OPEC Leaves Oil Output Ceiling Unchanged

Vows to curtail overproduction as prices continue to drop.

OPEC announced Thursday it was keeping its oil output ceiling unchanged but vowed to eliminate overproduction as it sought to halt falling oil prices amid a weak global economy and eurozone debt crisis.

"Member countries should adhere to the production ceiling of 30 mbpd [million barrels per day]," agreed in December, the cartel said in a statement read out at a press conference following the meeting.

"They know they are producing 31.6 mbpd, and they have been asked to reduce the 1.6," Abdullah El-Badri, the secretary-general of the Organization of Petroleum Exporting Countries (OPEC), added.

Members Agree to Reduction

"The countries that are participating in 1.6 [mbpd], we will not mention them, they will come back to 30 mbpd. They agree. This is a collective decision," he said.

Kingpin Saudi Arabia recently ramped up production amid divisions between OPEC members, who together pump one third of the world's oil, over how to respond to plunging prices and uncertainties over global energy demand.

"Stocks are very high and we have 58 days forward cover," El-Badri told journalists Thursday.

"The market is very well supplied. That's why we made this decision."

In its statement, OPEC noted that: "Downside risks facing the global economy... continue to mount."

"Ongoing challenges to world economic recovery, coupled with the presence of ample supply of crude in the market, have led to the marked and steady fall in oil prices," it added.
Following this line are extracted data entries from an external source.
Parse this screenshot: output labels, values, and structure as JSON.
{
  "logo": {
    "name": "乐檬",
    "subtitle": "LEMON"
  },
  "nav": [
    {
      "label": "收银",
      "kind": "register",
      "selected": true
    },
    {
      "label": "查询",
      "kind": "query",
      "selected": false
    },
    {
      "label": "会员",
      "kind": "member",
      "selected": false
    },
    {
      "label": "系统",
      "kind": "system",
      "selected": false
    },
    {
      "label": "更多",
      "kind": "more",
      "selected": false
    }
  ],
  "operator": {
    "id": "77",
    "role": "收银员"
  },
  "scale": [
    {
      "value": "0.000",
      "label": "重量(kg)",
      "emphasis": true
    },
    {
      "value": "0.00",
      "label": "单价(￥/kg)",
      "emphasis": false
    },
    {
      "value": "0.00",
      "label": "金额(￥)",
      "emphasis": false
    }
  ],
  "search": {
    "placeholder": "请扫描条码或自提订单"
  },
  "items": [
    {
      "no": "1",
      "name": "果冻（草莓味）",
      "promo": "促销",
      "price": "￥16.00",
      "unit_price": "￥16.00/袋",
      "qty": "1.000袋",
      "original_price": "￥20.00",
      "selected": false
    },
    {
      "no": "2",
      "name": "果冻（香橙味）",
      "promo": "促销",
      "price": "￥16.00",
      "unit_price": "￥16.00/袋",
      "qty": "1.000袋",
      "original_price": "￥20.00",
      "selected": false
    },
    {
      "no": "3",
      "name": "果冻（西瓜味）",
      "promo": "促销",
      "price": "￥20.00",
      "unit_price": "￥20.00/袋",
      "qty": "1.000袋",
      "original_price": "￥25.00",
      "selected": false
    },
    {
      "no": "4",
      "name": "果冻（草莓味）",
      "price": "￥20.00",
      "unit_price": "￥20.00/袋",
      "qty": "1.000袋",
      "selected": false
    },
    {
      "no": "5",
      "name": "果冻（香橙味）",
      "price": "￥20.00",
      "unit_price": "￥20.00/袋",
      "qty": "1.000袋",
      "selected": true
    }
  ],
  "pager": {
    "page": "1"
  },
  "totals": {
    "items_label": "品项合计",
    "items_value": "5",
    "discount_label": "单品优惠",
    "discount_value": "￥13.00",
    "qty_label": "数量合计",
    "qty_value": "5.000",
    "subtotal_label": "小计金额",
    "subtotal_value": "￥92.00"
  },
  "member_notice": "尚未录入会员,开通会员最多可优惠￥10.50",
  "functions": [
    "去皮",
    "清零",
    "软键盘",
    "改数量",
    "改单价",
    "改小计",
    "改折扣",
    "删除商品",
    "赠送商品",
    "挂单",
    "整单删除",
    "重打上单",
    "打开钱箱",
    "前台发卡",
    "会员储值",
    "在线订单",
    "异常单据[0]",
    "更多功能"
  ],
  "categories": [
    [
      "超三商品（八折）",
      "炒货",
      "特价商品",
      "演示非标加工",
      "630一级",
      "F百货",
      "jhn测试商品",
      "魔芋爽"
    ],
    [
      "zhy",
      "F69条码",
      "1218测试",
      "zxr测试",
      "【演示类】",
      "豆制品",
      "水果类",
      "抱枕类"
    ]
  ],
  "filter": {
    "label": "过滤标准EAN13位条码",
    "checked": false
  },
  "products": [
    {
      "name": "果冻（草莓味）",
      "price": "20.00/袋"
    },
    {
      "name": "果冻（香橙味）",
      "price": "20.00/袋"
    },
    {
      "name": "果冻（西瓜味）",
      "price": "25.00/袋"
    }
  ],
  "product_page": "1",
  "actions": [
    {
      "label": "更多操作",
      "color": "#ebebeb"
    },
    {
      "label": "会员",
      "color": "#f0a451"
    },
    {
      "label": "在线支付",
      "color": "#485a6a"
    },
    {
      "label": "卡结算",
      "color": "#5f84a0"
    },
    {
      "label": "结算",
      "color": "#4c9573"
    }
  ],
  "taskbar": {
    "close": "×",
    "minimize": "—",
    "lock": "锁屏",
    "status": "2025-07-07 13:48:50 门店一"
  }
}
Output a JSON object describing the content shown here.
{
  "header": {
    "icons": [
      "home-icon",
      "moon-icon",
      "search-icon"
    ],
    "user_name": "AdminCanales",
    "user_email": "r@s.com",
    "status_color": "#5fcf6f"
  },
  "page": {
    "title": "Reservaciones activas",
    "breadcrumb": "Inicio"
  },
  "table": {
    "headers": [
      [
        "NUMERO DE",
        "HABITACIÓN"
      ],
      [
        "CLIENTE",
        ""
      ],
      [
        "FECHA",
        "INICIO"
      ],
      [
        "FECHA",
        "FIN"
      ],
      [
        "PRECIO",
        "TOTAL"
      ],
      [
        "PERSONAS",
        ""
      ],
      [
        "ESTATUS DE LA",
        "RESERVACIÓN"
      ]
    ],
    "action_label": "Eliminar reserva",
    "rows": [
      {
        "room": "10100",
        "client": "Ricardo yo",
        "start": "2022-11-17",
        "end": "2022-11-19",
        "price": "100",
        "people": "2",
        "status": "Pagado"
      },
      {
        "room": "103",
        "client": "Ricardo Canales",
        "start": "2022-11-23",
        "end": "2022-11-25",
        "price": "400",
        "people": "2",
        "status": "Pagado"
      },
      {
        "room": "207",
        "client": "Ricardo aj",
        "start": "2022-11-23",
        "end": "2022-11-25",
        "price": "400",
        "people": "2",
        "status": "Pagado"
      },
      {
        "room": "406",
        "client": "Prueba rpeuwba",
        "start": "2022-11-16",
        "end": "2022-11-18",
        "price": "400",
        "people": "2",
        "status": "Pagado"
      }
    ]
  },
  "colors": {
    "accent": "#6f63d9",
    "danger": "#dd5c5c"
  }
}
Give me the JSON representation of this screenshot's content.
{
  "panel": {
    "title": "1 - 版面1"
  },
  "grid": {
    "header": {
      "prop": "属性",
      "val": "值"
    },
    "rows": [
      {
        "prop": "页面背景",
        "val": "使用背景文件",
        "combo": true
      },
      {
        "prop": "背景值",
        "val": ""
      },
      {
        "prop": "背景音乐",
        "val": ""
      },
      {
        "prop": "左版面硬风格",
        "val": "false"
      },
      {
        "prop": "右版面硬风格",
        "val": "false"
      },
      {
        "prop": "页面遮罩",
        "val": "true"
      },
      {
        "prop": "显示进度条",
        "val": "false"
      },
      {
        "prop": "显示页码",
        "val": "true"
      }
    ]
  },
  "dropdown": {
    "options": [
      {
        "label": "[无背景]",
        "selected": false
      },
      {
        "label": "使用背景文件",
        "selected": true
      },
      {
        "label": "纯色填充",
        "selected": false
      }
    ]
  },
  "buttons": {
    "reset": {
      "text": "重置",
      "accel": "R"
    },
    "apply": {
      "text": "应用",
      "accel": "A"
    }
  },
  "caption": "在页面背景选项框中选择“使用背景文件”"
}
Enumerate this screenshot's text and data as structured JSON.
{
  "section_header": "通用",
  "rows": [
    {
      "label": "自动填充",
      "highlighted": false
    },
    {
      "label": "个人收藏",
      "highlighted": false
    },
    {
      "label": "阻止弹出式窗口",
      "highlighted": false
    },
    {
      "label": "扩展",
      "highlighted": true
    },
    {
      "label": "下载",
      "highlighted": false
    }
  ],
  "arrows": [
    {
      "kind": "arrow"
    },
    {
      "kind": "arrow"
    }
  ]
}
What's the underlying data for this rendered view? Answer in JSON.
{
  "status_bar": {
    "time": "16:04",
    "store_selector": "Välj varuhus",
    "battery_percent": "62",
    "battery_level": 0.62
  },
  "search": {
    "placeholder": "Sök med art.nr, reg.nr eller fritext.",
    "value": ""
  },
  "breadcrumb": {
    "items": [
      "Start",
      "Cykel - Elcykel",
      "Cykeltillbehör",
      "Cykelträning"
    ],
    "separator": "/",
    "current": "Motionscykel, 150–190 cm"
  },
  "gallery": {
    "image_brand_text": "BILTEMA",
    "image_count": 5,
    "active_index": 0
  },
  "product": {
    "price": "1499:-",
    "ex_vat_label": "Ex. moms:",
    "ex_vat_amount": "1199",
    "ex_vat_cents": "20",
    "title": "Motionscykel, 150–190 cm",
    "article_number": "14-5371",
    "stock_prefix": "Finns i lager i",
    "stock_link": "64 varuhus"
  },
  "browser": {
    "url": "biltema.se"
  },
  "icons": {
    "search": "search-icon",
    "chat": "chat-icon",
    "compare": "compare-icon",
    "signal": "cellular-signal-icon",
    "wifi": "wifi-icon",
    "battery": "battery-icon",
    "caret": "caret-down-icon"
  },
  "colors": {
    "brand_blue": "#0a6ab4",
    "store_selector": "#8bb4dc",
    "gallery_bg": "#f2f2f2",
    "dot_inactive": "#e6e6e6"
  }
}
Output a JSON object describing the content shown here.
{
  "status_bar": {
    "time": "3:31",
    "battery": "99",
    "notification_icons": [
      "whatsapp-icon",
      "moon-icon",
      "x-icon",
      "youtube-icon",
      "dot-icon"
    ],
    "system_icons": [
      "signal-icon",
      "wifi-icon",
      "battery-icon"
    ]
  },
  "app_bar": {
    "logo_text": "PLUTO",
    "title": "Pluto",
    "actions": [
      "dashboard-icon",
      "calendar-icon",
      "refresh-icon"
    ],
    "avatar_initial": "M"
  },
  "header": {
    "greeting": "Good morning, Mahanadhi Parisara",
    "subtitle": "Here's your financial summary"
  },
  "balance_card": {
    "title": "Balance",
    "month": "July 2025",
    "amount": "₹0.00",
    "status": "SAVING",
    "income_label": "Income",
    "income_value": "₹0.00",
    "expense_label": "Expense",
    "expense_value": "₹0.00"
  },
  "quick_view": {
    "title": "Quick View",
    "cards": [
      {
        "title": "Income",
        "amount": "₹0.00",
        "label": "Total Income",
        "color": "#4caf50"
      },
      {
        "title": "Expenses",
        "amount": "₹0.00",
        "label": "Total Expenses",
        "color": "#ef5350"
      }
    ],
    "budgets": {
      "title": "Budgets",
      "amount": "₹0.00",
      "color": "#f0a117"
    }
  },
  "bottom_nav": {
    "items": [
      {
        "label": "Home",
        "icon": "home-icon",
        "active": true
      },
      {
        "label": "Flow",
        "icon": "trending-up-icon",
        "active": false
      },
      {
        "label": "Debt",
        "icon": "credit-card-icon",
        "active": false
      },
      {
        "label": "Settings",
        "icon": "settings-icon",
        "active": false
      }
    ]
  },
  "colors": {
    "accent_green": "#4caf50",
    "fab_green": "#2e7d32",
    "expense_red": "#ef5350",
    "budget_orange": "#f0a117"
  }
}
The price of Brent crude oil has tumbled from $128 a barrel in early March to $96, mainly on expectations of weaker demand caused by the euro's troubles and a slowing Chinese economy.

"We discussed intensively the situation of the market, the economic situation in the eurozone, the overproduction in the market, and the most important thing is that we decided to maintain the ceiling of OPEC production," Venezuelan Energy Minister Rafael Ramirez told journalists as he left.